3. Priorities are mostly set by the system and the communities served, rather than donors.

Intermountain leaders emphasized that system and community needs define the agenda. Donor passions are welcomed, but philanthropic funds are steered toward strategically aligned priorities rather than one-off projects. By adopting a coordinated and systemic approach, the system ensures that philanthropic dollars have the maximum possible impact.

4. Philanthropic funds are used to catalyze new programs, not sustain them.

Intermountain leaders emphasized that Primary Promise dollars are spent on one-time capital investments and program startup costs, not permanent subsidies. New facilities and programs are expected to establish their own sustainable revenue streams and transition onto Intermountain’ standard operating budget. Ultimately, this keeps the system disciplined about long-term financial sustainability while ensuring that these investments are going towards transformative activities.

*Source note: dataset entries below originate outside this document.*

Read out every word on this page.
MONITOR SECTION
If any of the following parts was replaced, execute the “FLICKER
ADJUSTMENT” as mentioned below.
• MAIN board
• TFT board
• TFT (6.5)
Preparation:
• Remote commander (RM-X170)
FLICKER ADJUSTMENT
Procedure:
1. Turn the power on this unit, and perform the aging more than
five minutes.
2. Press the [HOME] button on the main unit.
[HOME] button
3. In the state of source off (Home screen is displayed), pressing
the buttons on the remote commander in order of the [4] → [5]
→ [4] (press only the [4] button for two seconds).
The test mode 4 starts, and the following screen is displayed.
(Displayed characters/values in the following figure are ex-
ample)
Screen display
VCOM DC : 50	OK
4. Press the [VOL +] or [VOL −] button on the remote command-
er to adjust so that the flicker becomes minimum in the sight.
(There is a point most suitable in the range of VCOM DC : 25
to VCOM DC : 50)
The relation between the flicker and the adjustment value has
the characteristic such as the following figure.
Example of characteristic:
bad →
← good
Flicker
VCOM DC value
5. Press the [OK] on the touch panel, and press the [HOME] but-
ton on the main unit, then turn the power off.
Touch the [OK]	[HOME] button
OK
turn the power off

5. Value-based savings are limited for the pediatric population, but philanthropic dollars can still enable longer-term investments in health.

Unlike adult populations where investing in early or preventive interventions can reduce the likelihood of future high-cost procedures, pediatric populations offer fewer near-term cost-saving opportunities. Most children are healthy, while those with costly conditions are often born with them.

“You can keep kids with asthma out of the emergency room. That’s good for the child, and lowers the cost of care… but we’re talking about saving nickels where the adult system is talking about saving dollars. Our goal is to keep kids healthy, address underlying factors impacting health, and, when needed, provide the best acute care in the nation.” – Mike Wecker, Intermountain Children’s Health AVP of Strategy and Business Development

As a result, there are fewer opportunities for value-based contracting with payers for pediatric populations, adding to the challenge of financial sustainability. With that said, Primary Promise investments aim to address long-term drivers of health like immunization and nutrition to build healthier future adults, even if the financial return may not be realized for decades.

Our final thoughts

Pediatrics is an opportunity for strategic growth and furthering the mission that nonprofit health systems have to serve their communities. Intermountain’s experience shows that bold pediatric bets require more than good intentions—they demand policy conditions that make care sustainable, partnerships that build workforce pipelines, and philanthropy that sparks innovation without creating long-term dependency. While not every system is well-positioned to follow this exact playbook, their experience serves as a useful point of comparison for others looking to make moonshot bets in pediatrics or other service lines that can anchor facility expansion and strategic growth.